Yukiya Amano, der Geeraldirektor der Internationale Atomenergiebehörde.

(Foto: Reuters)

WienDie Internationale Atomenergiebehörde (IAEA) hat einen Hackerangriff auf einen ihrer Server eingeräumt. Die Kontaktdaten von mehr als 100 Experten, die für die IAEA arbeiteten, seien vor zwei Tagen im Internet verbreitet worden, teilte die Organisation am Dienstag mit.
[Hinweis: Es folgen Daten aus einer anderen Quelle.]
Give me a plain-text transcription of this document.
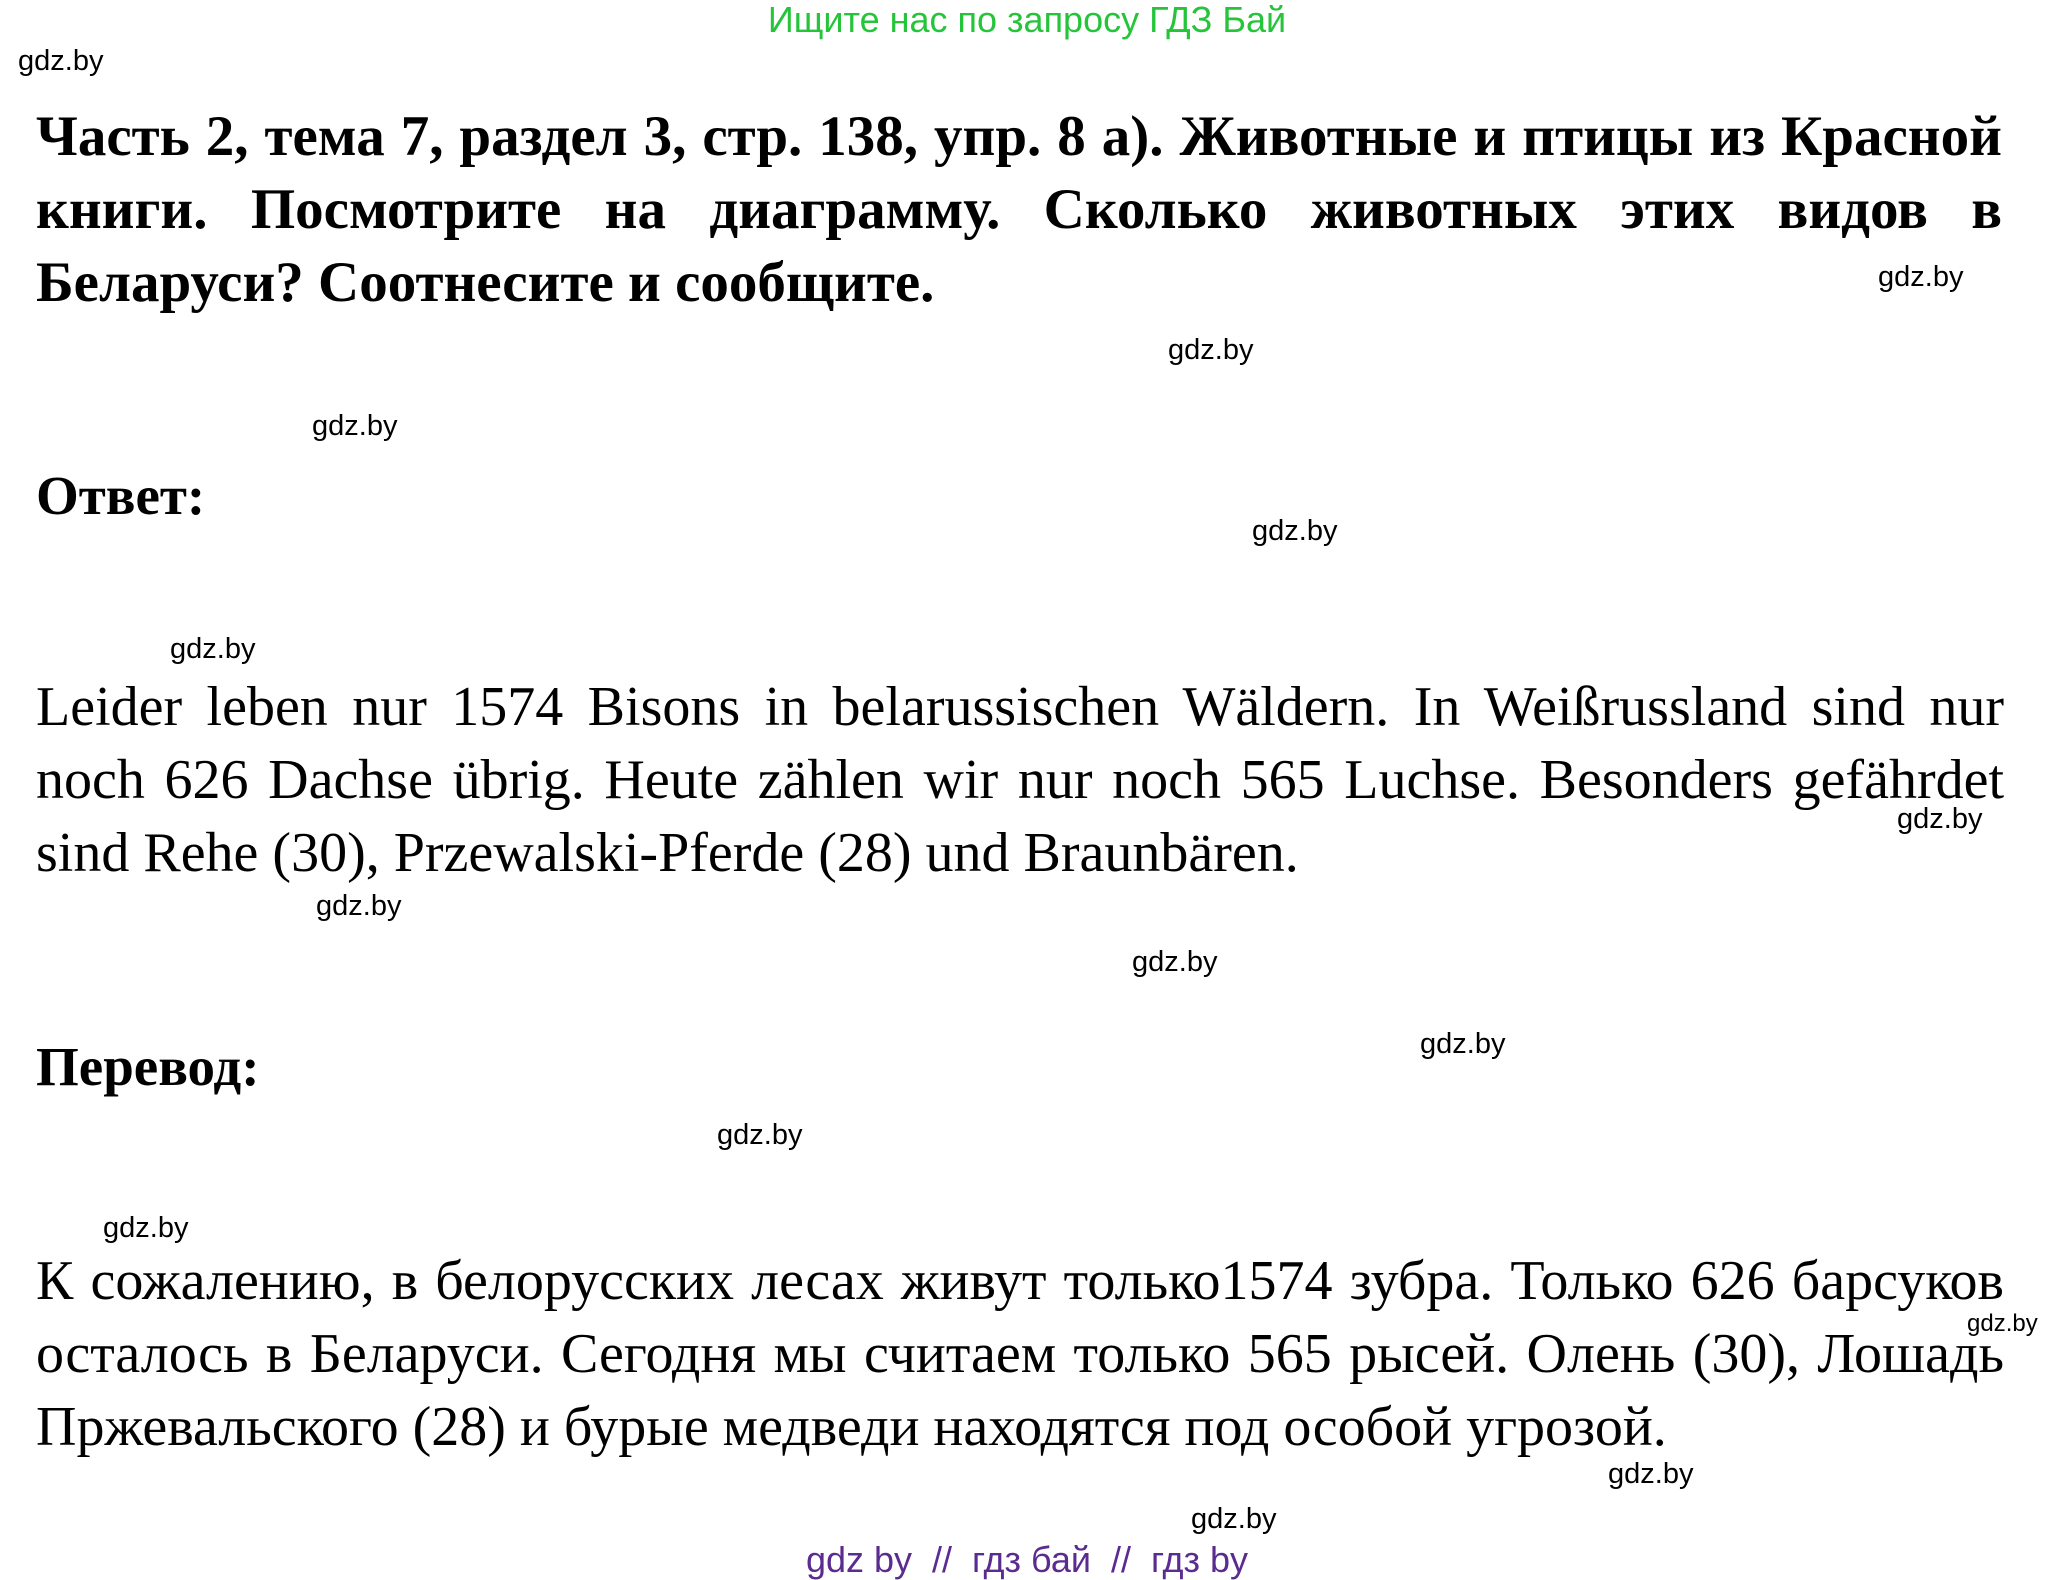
Ищите нас по запросу ГДЗ Бай
gdz.by

Часть 2, тема 7, раздел 3, стр. 138, упр. 8 а). Животные и птицы из Красной книги. Посмотрите на диаграмму. Сколько животных этих видов в Беларуси? Соотнесите и сообщите.	gdz.by
gdz.by
gdz.by
Ответ:
gdz.by
gdz.by

Leider leben nur 1574 Bisons in belarussischen Wäldern. In Weißrussland sind nur noch 626 Dachse übrig. Heute zählen wir nur noch 565 Luchse. Besonders gefährdet sind Rehe (30), Przewalski-Pferde (28) und Braunbären.

gdz.by
gdz.by
gdz.by
gdz.by
Перевод:
gdz.by
gdz.by

К сожалению, в белорусских лесах живут только1574 зубра. Только 626 барсуков осталось в Беларуси. Сегодня мы считаем только 565 рысей. Олень (30), Лошадь Пржевальского (28) и бурые медведи находятся под особой угрозой.

gdz.by
gdz.by
gdz.by
gdz by  //  гдз бай  //  гдз by
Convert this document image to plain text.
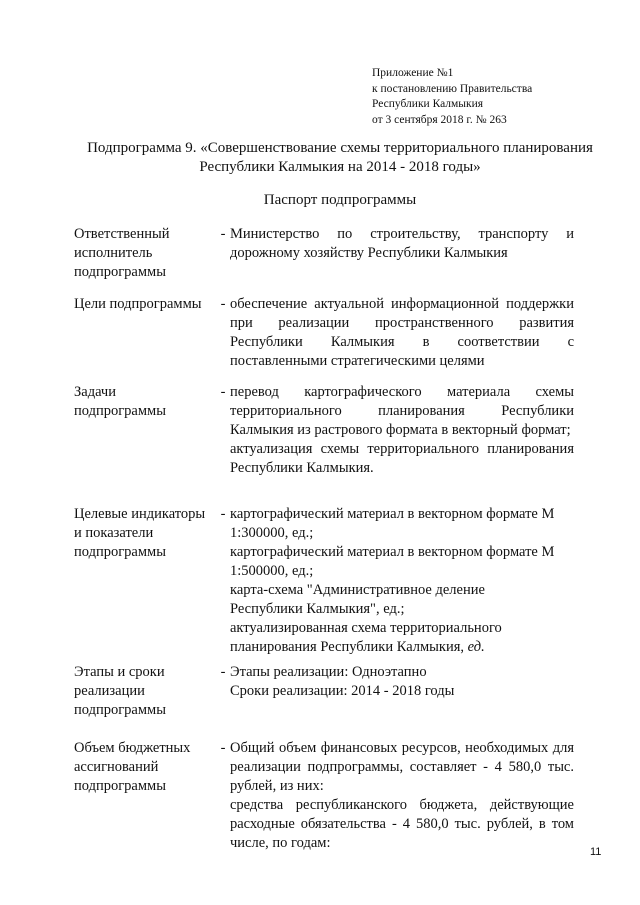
Приложение №1
к постановлению Правительства
Республики Калмыкия
от 3 сентября 2018 г. № 263
Подпрограмма 9. «Совершенствование схемы территориального планирования
Республики Калмыкия на 2014 - 2018 годы»
Паспорт подпрограммы
Ответственный
исполнитель
подпрограммы
- Министерство по строительству, транспорту и дорожному хозяйству Республики Калмыкия
Цели подпрограммы	- обеспечение актуальной информационной поддержки при реализации пространственного развития Республики Калмыкия в соответствии с поставленными стратегическими целями
Задачи
подпрограммы
- перевод картографического материала схемы территориального планирования Республики Калмыкия из растрового формата в векторный формат;
актуализация схемы территориального планирования Республики Калмыкия.
Целевые индикаторы
и показатели
подпрограммы
- картографический материал в векторном формате М
1:300000, ед.;
картографический материал в векторном формате М
1:500000, ед.;
карта-схема "Административное деление
Республики Калмыкия", ед.;
актуализированная схема территориального
планирования Республики Калмыкия, ед.
Этапы и сроки
реализации
подпрограммы
- Этапы реализации: Одноэтапно
Сроки реализации: 2014 - 2018 годы
Объем бюджетных
ассигнований
подпрограммы
- Общий объем финансовых ресурсов, необходимых для реализации подпрограммы, составляет - 4 580,0 тыс. рублей, из них:
средства республиканского бюджета, действующие расходные обязательства - 4 580,0 тыс. рублей, в том числе, по годам:
11
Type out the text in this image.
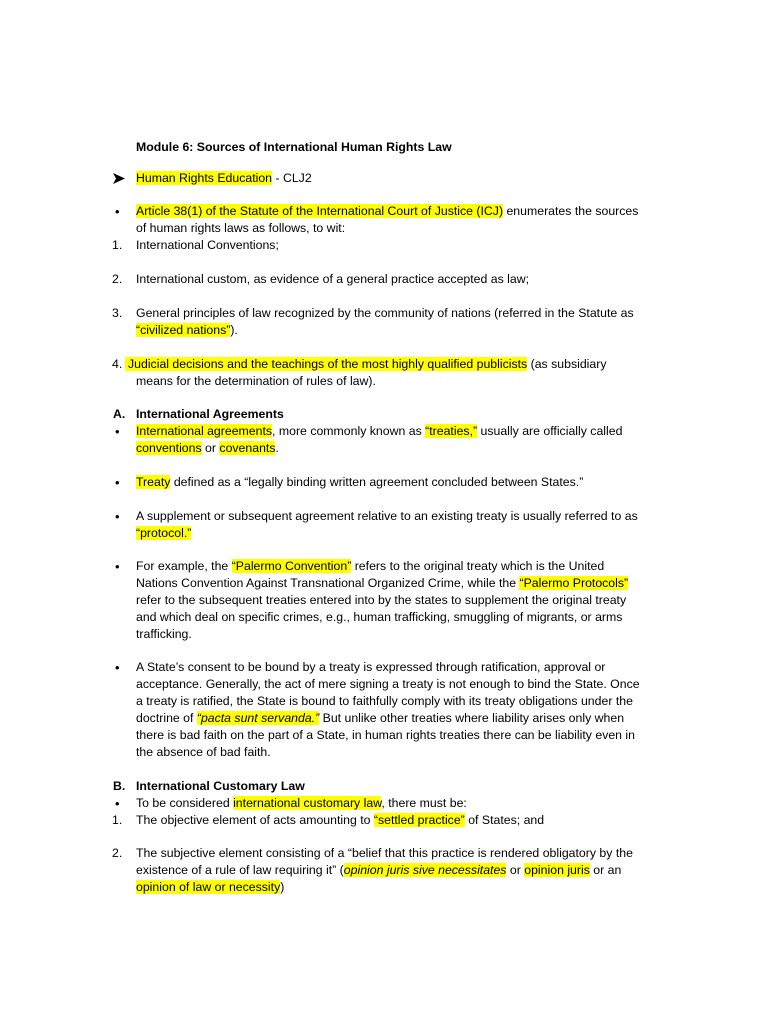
Module 6: Sources of International Human Rights Law
Human Rights Education - CLJ2
• Article 38(1) of the Statute of the International Court of Justice (ICJ) enumerates the sources
of human rights laws as follows, to wit:
1. International Conventions;
2. International custom, as evidence of a general practice accepted as law;
3. General principles of law recognized by the community of nations (referred in the Statute as
“civilized nations”).
4. Judicial decisions and the teachings of the most highly qualified publicists (as subsidiary
means for the determination of rules of law).
A. International Agreements
• International agreements, more commonly known as “treaties,” usually are officially called
conventions or covenants.
• Treaty defined as a “legally binding written agreement concluded between States.”
• A supplement or subsequent agreement relative to an existing treaty is usually referred to as
“protocol.”
• For example, the “Palermo Convention” refers to the original treaty which is the United
Nations Convention Against Transnational Organized Crime, while the “Palermo Protocols”
refer to the subsequent treaties entered into by the states to supplement the original treaty
and which deal on specific crimes, e.g., human trafficking, smuggling of migrants, or arms
trafficking.
• A State’s consent to be bound by a treaty is expressed through ratification, approval or
acceptance. Generally, the act of mere signing a treaty is not enough to bind the State. Once
a treaty is ratified, the State is bound to faithfully comply with its treaty obligations under the
doctrine of “pacta sunt servanda.” But unlike other treaties where liability arises only when
there is bad faith on the part of a State, in human rights treaties there can be liability even in
the absence of bad faith.
B. International Customary Law
• To be considered international customary law, there must be:
1. The objective element of acts amounting to “settled practice” of States; and
2. The subjective element consisting of a “belief that this practice is rendered obligatory by the
existence of a rule of law requiring it” (opinion juris sive necessitates or opinion juris or an
opinion of law or necessity)
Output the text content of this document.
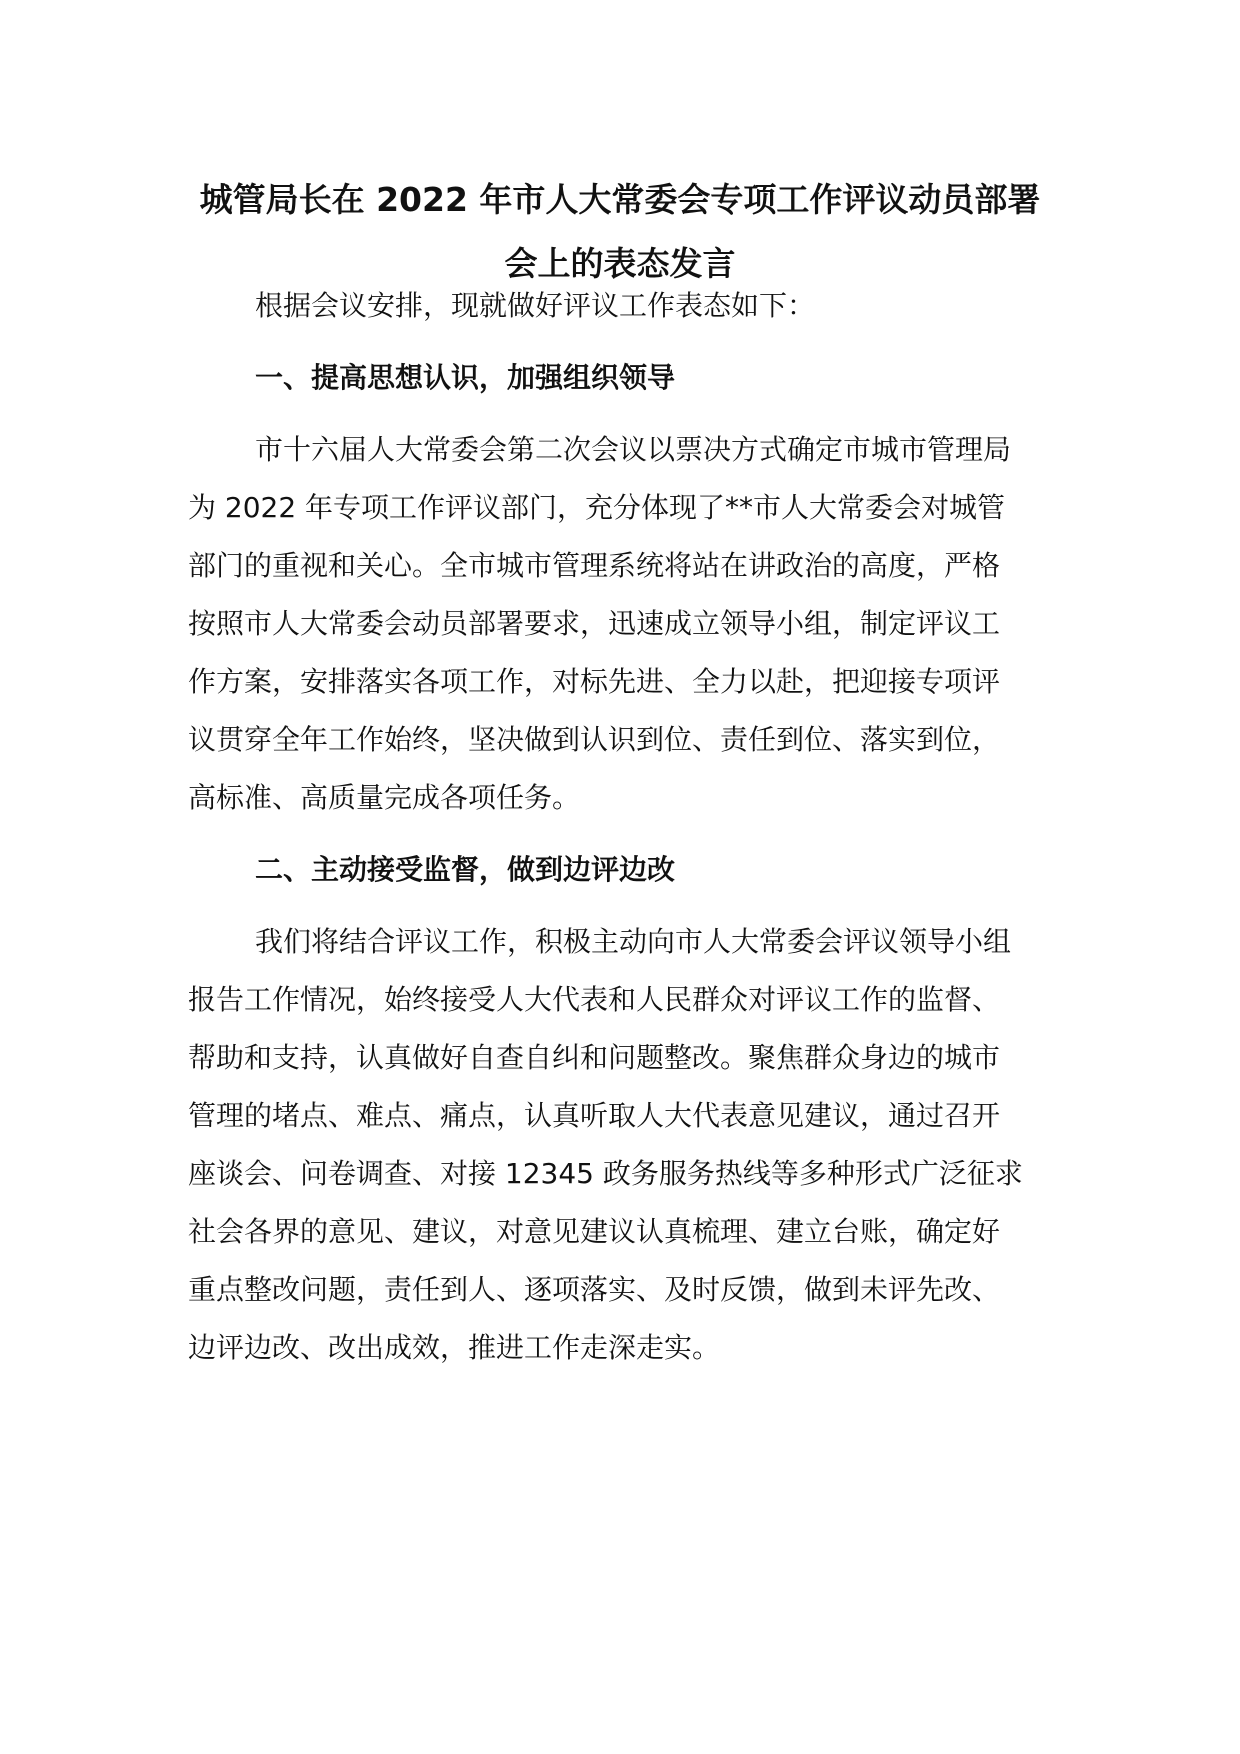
城管局长在 2022 年市人大常委会专项工作评议动员部署
会上的表态发言

根据会议安排，现就做好评议工作表态如下：

一、提高思想认识，加强组织领导

市十六届人大常委会第二次会议以票决方式确定市城市管理局

为 2022 年专项工作评议部门，充分体现了**市人大常委会对城管

部门的重视和关心。全市城市管理系统将站在讲政治的高度，严格

按照市人大常委会动员部署要求，迅速成立领导小组，制定评议工

作方案，安排落实各项工作，对标先进、全力以赴，把迎接专项评

议贯穿全年工作始终，坚决做到认识到位、责任到位、落实到位，

高标准、高质量完成各项任务。

二、主动接受监督，做到边评边改

我们将结合评议工作，积极主动向市人大常委会评议领导小组

报告工作情况，始终接受人大代表和人民群众对评议工作的监督、

帮助和支持，认真做好自查自纠和问题整改。聚焦群众身边的城市

管理的堵点、难点、痛点，认真听取人大代表意见建议，通过召开

座谈会、问卷调查、对接 12345 政务服务热线等多种形式广泛征求

社会各界的意见、建议，对意见建议认真梳理、建立台账，确定好

重点整改问题，责任到人、逐项落实、及时反馈，做到未评先改、

边评边改、改出成效，推进工作走深走实。
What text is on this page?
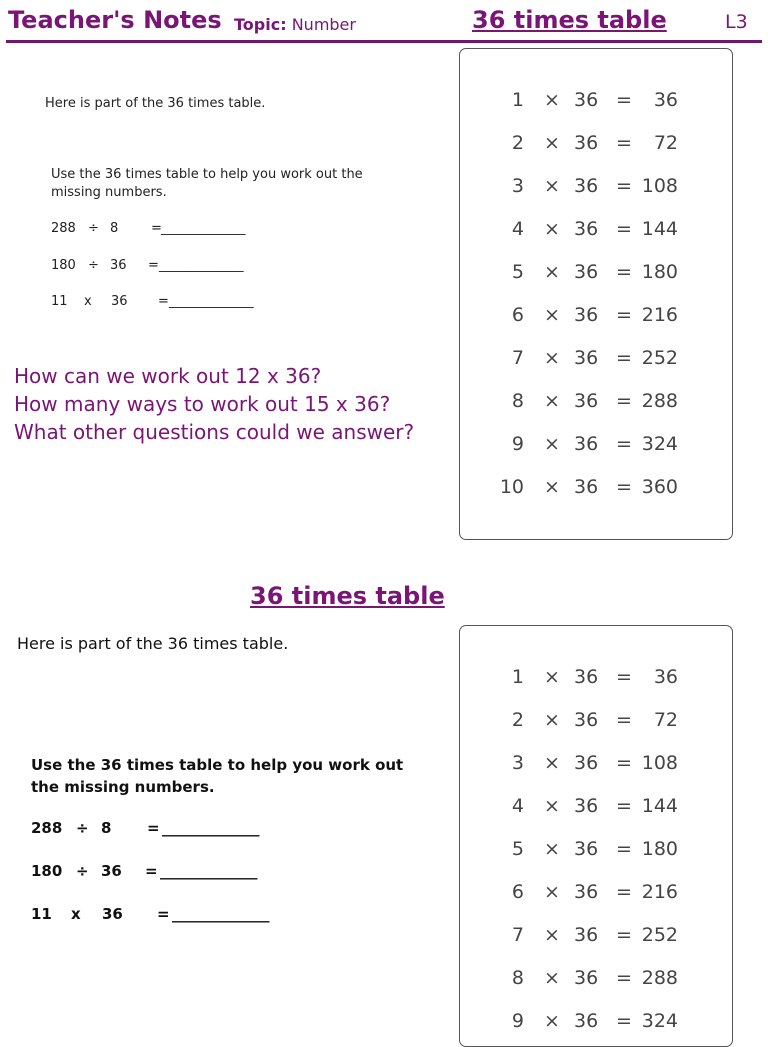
Teacher's Notes Topic: Number	36 times table	L3
Here is part of the 36 times table.
Use the 36 times table to help you work out the missing numbers.
288 ÷ 8	= _____________
180 ÷ 36 = _____________
11 x 36 = _____________
How can we work out 12 x 36?
How many ways to work out 15 x 36?
What other questions could we answer?
1 × 36 =	36
2 × 36 =	72
3 × 36 = 108
4 × 36 = 144
5 × 36 = 180
6 × 36 = 216
7 × 36 = 252
8 × 36 = 288
9 × 36 = 324
10 × 36 = 360
36 times table
Here is part of the 36 times table.
Use the 36 times table to help you work out the missing numbers.
288 ÷ 8 = _____________
180 ÷ 36 = _____________
11 x 36 = _____________
1 × 36 =	36
2 × 36 =	72
3 × 36 = 108
4 × 36 = 144
5 × 36 = 180
6 × 36 = 216
7 × 36 = 252
8 × 36 = 288
9 × 36 = 324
Eine Gruppe mit dem persischen Namen "Parastoo" bekannte sich zu dem Datenklau. Die Hacker äußerten Kritik am israelischen "Nukleararsenal" und riefen die betroffenen Experten zur Unterzeichnung einer Petition auf, in der eine Untersuchung des Atomwaffenprogramms Israels gefordert wird.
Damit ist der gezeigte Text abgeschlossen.